It's pretty quiet on the polling front today. The only numbers out are the national trackers: Barack Obama now has a 6-point lead in Gallup, down from 8 points yesterday, and a 5-point lead in Rasmussen, a tick down from 6. These polls will not really reflect any happenings at the GOP convention, since Monday's events were essentially canceled, and since Tuesday's occurred to late in the evening to be reflected in most interviewing.

Even though Obama moved down slightly in the trackers, our projection model still has him gaining ground, as it still has some ground to make up before it "catches up" to the current numbers. This is by design: we don't want the model to overreact to a few days' worth of polling (until the very end of the election, at least, when we will tune it to be very aggressive).
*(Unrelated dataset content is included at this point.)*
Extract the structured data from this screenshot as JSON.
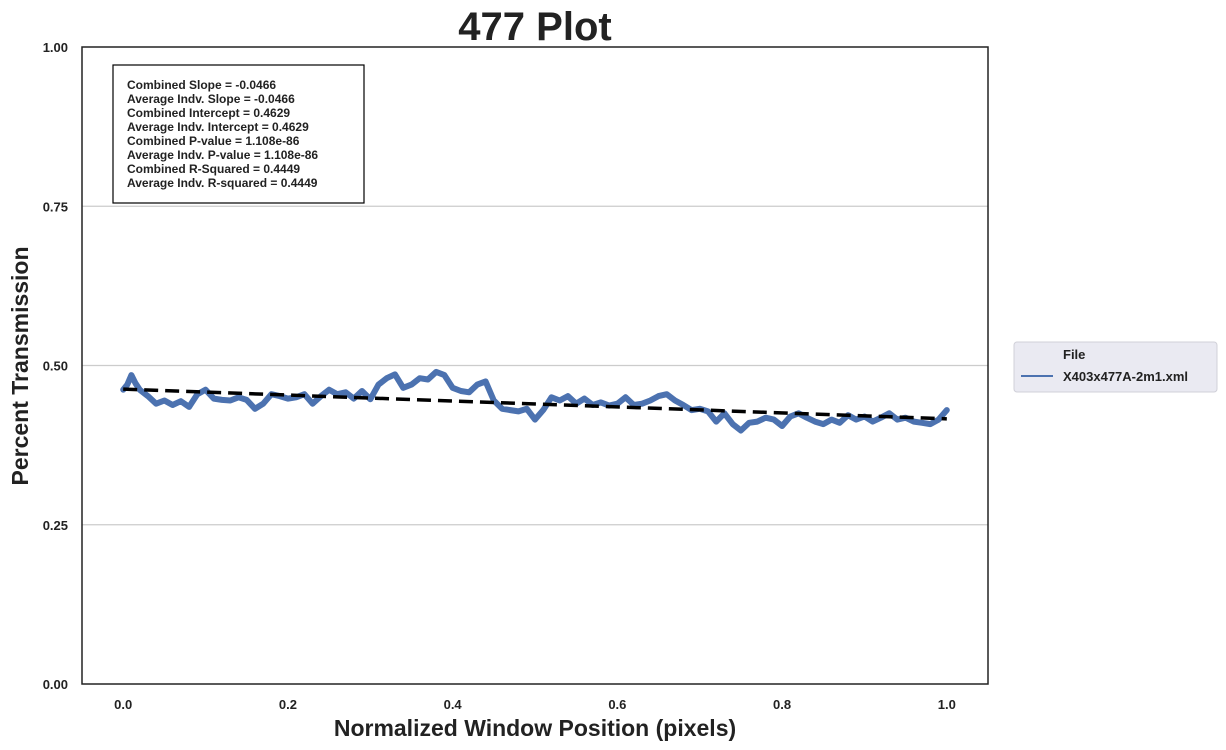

Of course, the strong likelihood is that the next move will be in McCain's direction once the Republicans get a convention bounce of their own (if it isn't, the Republicans are in a lot of trouble). But all else being equal, I wouldn't expect the Republicans to get quite as large a bounce as the Democrats did. The reason is that Obama had a lot of low-hanging fruit to make up among white Democrats, among whom he moved up from 74 percent support to 82 percent support following his convention (per Gallup). I don't see Obama giving most of those points back. McCain, on the other hand, already had the support of something like 90 percent of Republicans, this number actually having increased a bit following the selection of Sarah Palin. I think McCain is likely to gain some ground among independents, however, and that the tracking polls will most likely wind up somewhere in the range of McCain +1 to Obama +3 over the weekend.